Clean Neighbourhoods and Environment Bill – in a Public Bill Committee am 3:30 pm ar 20 Ionawr 2005.
I beg to move amendment No. 53, in page 27, leave out lines 40 to 42.
The amendment relates to a subject that the Minister referred to earlier: authorised officers being given adequate training. We seek to strike out from clause 30 for probing purposes the lines defining an authorised officer as
''an employee of the authority who is authorised in writing by the authority for the purpose of giving notices under section 43(1)''.
Will the Minister confirm whether, when that authority in writing is given, there will also be provision for at least a minimum amount of training in respect of the power to require a name and address under clause 28 and the power relating to fixed penalty notices? Will there be a specific direction as to how authorised officers are to act in that regard?
For authorised officers under any aspect of the clause, whether employees of the authority under proposed new section 47(1)(a) of the 2003 Act, other persons under paragraph (b) or employees of another person under paragraph (c), the training would be exactly the same. They would be people who understood what they were doing and who had the appropriate training. I wonder whether the hon. Lady can help me. I do not understand why she wants to delete the lines referring to employees of the local authority, which would mean that an authority could authorise other people to undertake the work, but not its own employees.
I am really trying to establish whether the police and officers of the Environment Agency will also be involved in issuing fixed penalty notices. Can only an employee of the authority do so, or can a police officer, community support officer or an officer acting with the authority of the Environment Agency do so? I understand that those persons, particularly Environment Agency officers, would currently deal with the removal of fly-posters. Will that continue to be the case?
What the clause allows is fairly clear. It defines an ''authorised officer''. First, it could be an employee of the authority, but not just any old employee; it must be someone who is authorised in writing for the purpose of giving notices. As we have said, we will, in regulations or in guidance as appropriate, indicate the training that we expect people to have to be able to undertake that activity.

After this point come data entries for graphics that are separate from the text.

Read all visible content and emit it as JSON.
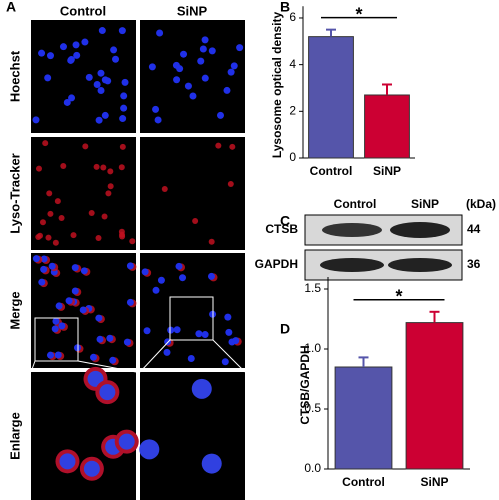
{
  "panel_labels": [
    "A",
    "B",
    "C",
    "D"
  ],
  "microscopy": {
    "columns": [
      "Control",
      "SiNP"
    ],
    "rows": [
      "Hoechst",
      "Lyso-Tracker",
      "Merge",
      "Enlarge"
    ]
  },
  "blot": {
    "columns": [
      "Control",
      "SiNP"
    ],
    "unit": "(kDa)",
    "rows": [
      {
        "label": "CTSB",
        "kda": 44
      },
      {
        "label": "GAPDH",
        "kda": 36
      }
    ]
  },
  "chart_data": [
    {
      "type": "bar",
      "ylabel": "Lysosome optical density",
      "categories": [
        "Control",
        "SiNP"
      ],
      "values": [
        5.2,
        2.7
      ],
      "errors": [
        0.3,
        0.45
      ],
      "colors": [
        "#5555aa",
        "#cc0033"
      ],
      "ylim": [
        0,
        6.5
      ],
      "yticks": [
        0,
        2,
        4,
        6
      ],
      "annotation": "*"
    },
    {
      "type": "bar",
      "ylabel": "CTSB/GAPDH",
      "categories": [
        "Control",
        "SiNP"
      ],
      "values": [
        0.85,
        1.22
      ],
      "errors": [
        0.08,
        0.09
      ],
      "colors": [
        "#5555aa",
        "#cc0033"
      ],
      "ylim": [
        0,
        1.6
      ],
      "yticks": [
        {
          "value": 0,
          "label": "0.0"
        },
        {
          "value": 0.5,
          "label": "0.5"
        },
        {
          "value": 1,
          "label": "1.0"
        },
        {
          "value": 1.5,
          "label": "1.5"
        }
      ],
      "annotation": "*"
    }
  ]
}
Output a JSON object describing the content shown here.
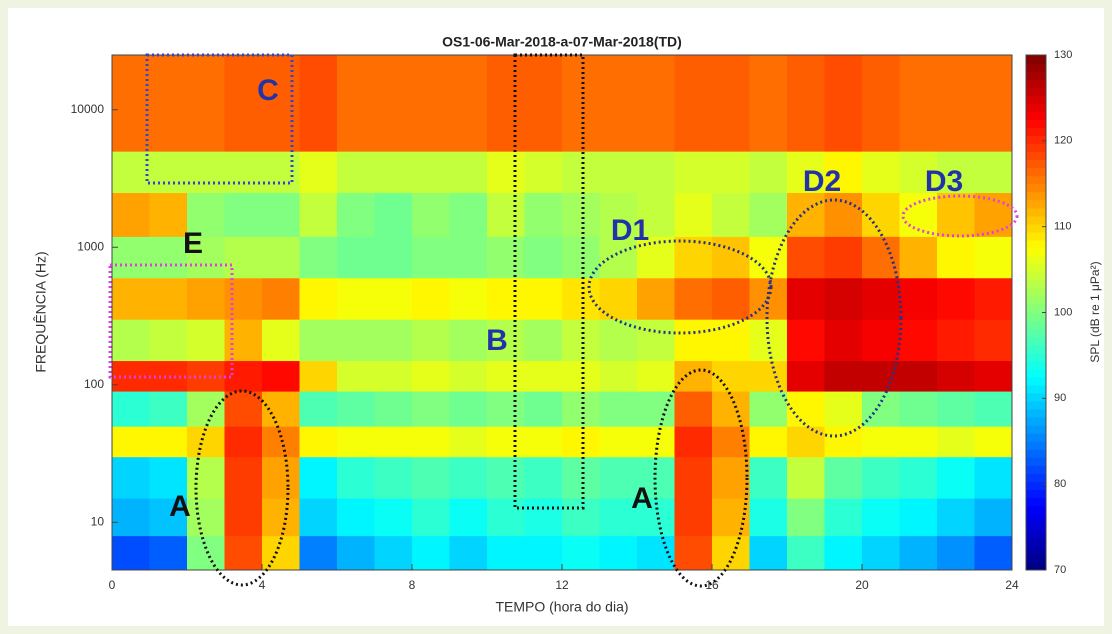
{
  "chart_data": {
    "type": "heatmap",
    "title": "OS1-06-Mar-2018-a-07-Mar-2018(TD)",
    "x_label": "TEMPO (hora do dia)",
    "y_label": "FREQUÊNCIA (Hz)",
    "x": [
      0,
      1,
      2,
      3,
      4,
      5,
      6,
      7,
      8,
      9,
      10,
      11,
      12,
      13,
      14,
      15,
      16,
      17,
      18,
      19,
      20,
      21,
      22,
      23,
      24
    ],
    "y_bins": [
      4.5,
      8,
      15,
      30,
      50,
      90,
      150,
      300,
      600,
      1200,
      2500,
      5000,
      25000
    ],
    "values": [
      [
        82,
        83,
        100,
        118,
        110,
        85,
        88,
        90,
        92,
        90,
        92,
        92,
        93,
        92,
        91,
        118,
        110,
        90,
        96,
        92,
        90,
        88,
        86,
        83
      ],
      [
        88,
        89,
        102,
        119,
        112,
        90,
        92,
        93,
        95,
        93,
        95,
        94,
        96,
        95,
        95,
        119,
        112,
        94,
        100,
        95,
        93,
        92,
        90,
        88
      ],
      [
        90,
        91,
        103,
        119,
        113,
        92,
        95,
        96,
        97,
        96,
        97,
        96,
        98,
        97,
        97,
        119,
        113,
        96,
        104,
        98,
        96,
        95,
        93,
        91
      ],
      [
        108,
        108,
        110,
        120,
        115,
        108,
        107,
        107,
        107,
        106,
        107,
        107,
        108,
        107,
        107,
        120,
        115,
        108,
        110,
        108,
        107,
        107,
        106,
        107
      ],
      [
        95,
        96,
        102,
        118,
        112,
        97,
        98,
        99,
        100,
        99,
        100,
        99,
        101,
        100,
        100,
        117,
        112,
        101,
        108,
        106,
        100,
        99,
        98,
        97
      ],
      [
        120,
        120,
        119,
        121,
        122,
        110,
        105,
        105,
        106,
        105,
        106,
        106,
        106,
        105,
        106,
        112,
        110,
        110,
        124,
        126,
        126,
        126,
        125,
        124
      ],
      [
        103,
        104,
        105,
        112,
        106,
        102,
        102,
        102,
        103,
        102,
        103,
        102,
        104,
        103,
        104,
        108,
        108,
        106,
        122,
        124,
        123,
        122,
        121,
        120
      ],
      [
        112,
        112,
        113,
        114,
        115,
        108,
        107,
        107,
        108,
        107,
        108,
        108,
        109,
        110,
        113,
        116,
        117,
        114,
        124,
        125,
        124,
        123,
        122,
        121
      ],
      [
        101,
        101,
        102,
        103,
        103,
        100,
        99,
        99,
        100,
        100,
        101,
        100,
        101,
        103,
        106,
        110,
        111,
        107,
        118,
        119,
        116,
        112,
        108,
        107
      ],
      [
        113,
        112,
        101,
        100,
        100,
        104,
        100,
        99,
        101,
        100,
        104,
        101,
        102,
        103,
        104,
        106,
        104,
        102,
        112,
        114,
        110,
        107,
        111,
        113
      ],
      [
        104,
        104,
        104,
        104,
        104,
        106,
        104,
        104,
        104,
        104,
        106,
        105,
        104,
        104,
        104,
        105,
        105,
        104,
        106,
        108,
        106,
        105,
        104,
        104
      ],
      [
        116,
        116,
        116,
        117,
        117,
        118,
        116,
        116,
        116,
        116,
        117,
        117,
        116,
        116,
        116,
        117,
        117,
        116,
        117,
        118,
        117,
        116,
        116,
        116
      ]
    ],
    "xlim": [
      0,
      24
    ],
    "xticks": [
      0,
      4,
      8,
      12,
      16,
      20,
      24
    ],
    "ylim": [
      4.5,
      25000
    ],
    "yticks": [
      10,
      100,
      1000,
      10000
    ],
    "log_y": true,
    "colormap": "jet",
    "clim": [
      70,
      130
    ],
    "cticks": [
      70,
      80,
      90,
      100,
      110,
      120,
      130
    ],
    "colorbar_label": "SPL (dB re 1 μPa²)",
    "annotations": [
      "C",
      "E",
      "D1",
      "D2",
      "D3",
      "B",
      "A",
      "A"
    ]
  }
}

The second element is on page 28 in proposed new section 47(1)(b). The easiest thing is to read what it says. It refers to
''any person who, in pursuance of arrangements made with the authority, has the function of giving such notices and is authorised in writing by the authority to perform that function''.

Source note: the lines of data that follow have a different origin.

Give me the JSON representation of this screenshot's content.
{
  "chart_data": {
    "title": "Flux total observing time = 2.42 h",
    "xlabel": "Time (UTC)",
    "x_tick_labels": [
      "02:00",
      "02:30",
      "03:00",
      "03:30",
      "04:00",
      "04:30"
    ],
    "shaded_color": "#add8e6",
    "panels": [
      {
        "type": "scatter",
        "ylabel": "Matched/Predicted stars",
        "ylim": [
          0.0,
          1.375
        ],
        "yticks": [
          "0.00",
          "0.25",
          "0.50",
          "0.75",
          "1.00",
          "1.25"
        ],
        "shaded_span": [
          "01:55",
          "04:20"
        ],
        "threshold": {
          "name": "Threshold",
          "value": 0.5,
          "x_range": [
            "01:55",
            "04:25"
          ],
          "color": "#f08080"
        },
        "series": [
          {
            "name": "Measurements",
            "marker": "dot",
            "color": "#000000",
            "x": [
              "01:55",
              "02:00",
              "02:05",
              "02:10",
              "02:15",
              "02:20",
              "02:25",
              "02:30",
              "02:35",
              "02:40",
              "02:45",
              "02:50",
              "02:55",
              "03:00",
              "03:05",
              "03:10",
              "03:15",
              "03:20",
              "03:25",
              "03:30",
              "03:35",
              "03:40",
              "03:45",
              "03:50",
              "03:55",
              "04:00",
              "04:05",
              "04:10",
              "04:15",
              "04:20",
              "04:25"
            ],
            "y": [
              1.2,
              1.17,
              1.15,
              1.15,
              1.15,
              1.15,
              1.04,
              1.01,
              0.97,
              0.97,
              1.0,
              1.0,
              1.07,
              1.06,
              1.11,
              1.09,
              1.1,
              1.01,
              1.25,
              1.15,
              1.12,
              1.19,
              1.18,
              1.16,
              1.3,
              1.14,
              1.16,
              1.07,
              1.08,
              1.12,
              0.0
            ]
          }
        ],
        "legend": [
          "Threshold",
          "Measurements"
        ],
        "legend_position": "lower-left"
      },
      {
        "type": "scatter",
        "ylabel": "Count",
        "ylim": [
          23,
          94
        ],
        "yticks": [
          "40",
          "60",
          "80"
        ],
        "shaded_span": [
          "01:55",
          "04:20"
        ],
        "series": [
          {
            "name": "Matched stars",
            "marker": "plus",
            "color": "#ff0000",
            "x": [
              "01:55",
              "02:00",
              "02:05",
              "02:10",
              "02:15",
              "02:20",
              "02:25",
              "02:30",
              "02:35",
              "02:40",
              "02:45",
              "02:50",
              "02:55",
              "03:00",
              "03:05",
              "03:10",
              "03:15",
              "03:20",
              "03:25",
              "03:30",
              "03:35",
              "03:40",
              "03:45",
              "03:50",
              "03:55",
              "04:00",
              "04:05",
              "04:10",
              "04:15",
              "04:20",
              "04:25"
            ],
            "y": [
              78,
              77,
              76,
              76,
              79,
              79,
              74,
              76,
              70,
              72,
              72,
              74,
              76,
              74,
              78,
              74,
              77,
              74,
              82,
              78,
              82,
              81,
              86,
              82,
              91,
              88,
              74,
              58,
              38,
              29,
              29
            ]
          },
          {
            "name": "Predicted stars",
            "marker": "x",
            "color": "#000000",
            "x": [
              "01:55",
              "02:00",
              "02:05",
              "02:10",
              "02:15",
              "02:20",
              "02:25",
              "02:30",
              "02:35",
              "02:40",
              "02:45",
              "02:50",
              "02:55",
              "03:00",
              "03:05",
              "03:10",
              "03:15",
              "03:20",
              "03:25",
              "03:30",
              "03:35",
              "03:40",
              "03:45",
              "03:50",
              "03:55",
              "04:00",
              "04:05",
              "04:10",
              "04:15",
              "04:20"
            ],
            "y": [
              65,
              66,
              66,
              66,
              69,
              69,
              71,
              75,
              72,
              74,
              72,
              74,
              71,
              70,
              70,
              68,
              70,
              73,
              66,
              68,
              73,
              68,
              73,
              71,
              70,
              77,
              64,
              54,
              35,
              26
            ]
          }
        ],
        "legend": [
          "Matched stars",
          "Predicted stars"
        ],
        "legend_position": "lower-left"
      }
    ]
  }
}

That draws pretty widely the category of those who could undertake the work, whether the arrangement happened to be a contract with a company or an arrangement with another public body or even, conceivably, a non-governmental or voluntary organisation.
The third element is
''any employee of such a person who is authorised in writing by the authority for the purpose of giving such notices''.
In other words, if an organisation does work for a council—that would generally involve a contractual relationship—its employees could be authorised to undertake the work. That seems pretty comprehensive. Subsection (2) would give power to the appropriate person—we come back again to the Secretary of State and the National Assembly for Wales, respectively—to
''by regulations prescribe conditions to be satisfied by a person before a parish or community council may authorise him in writing for the purpose of giving notices under section 43(1).''
Those requirements would deal with the issue of whom it is appropriate to allow to issue notices, and what training is required.
Does the Minister share my bafflement that the Conservatives appear to want to allow councils to enable virtually anyone but a council employee to issue fixed-penalty notices? Paragraphs (b) and (c) would enable the council to authorise somebody other than its employees to do so, but paragraph (a), which the Conservatives would delete, is about council employees. I am somewhat baffled, and I am sure that the Minister shares my bafflement.
The hon. Gentleman makes robustly the point that I made more gently to the hon. Member for Vale of York in an intervention. He is right, and I hope that she will withdraw the amendment.
I explained myself at some length. I take it that Environment Agency officers continue to be authorised to remove fly-posting because the Minister did not deny that, although he was not terribly clear. My amendment was, to all intents and purposes, a probing amendment.
The hon. Lady should note that that is permitted.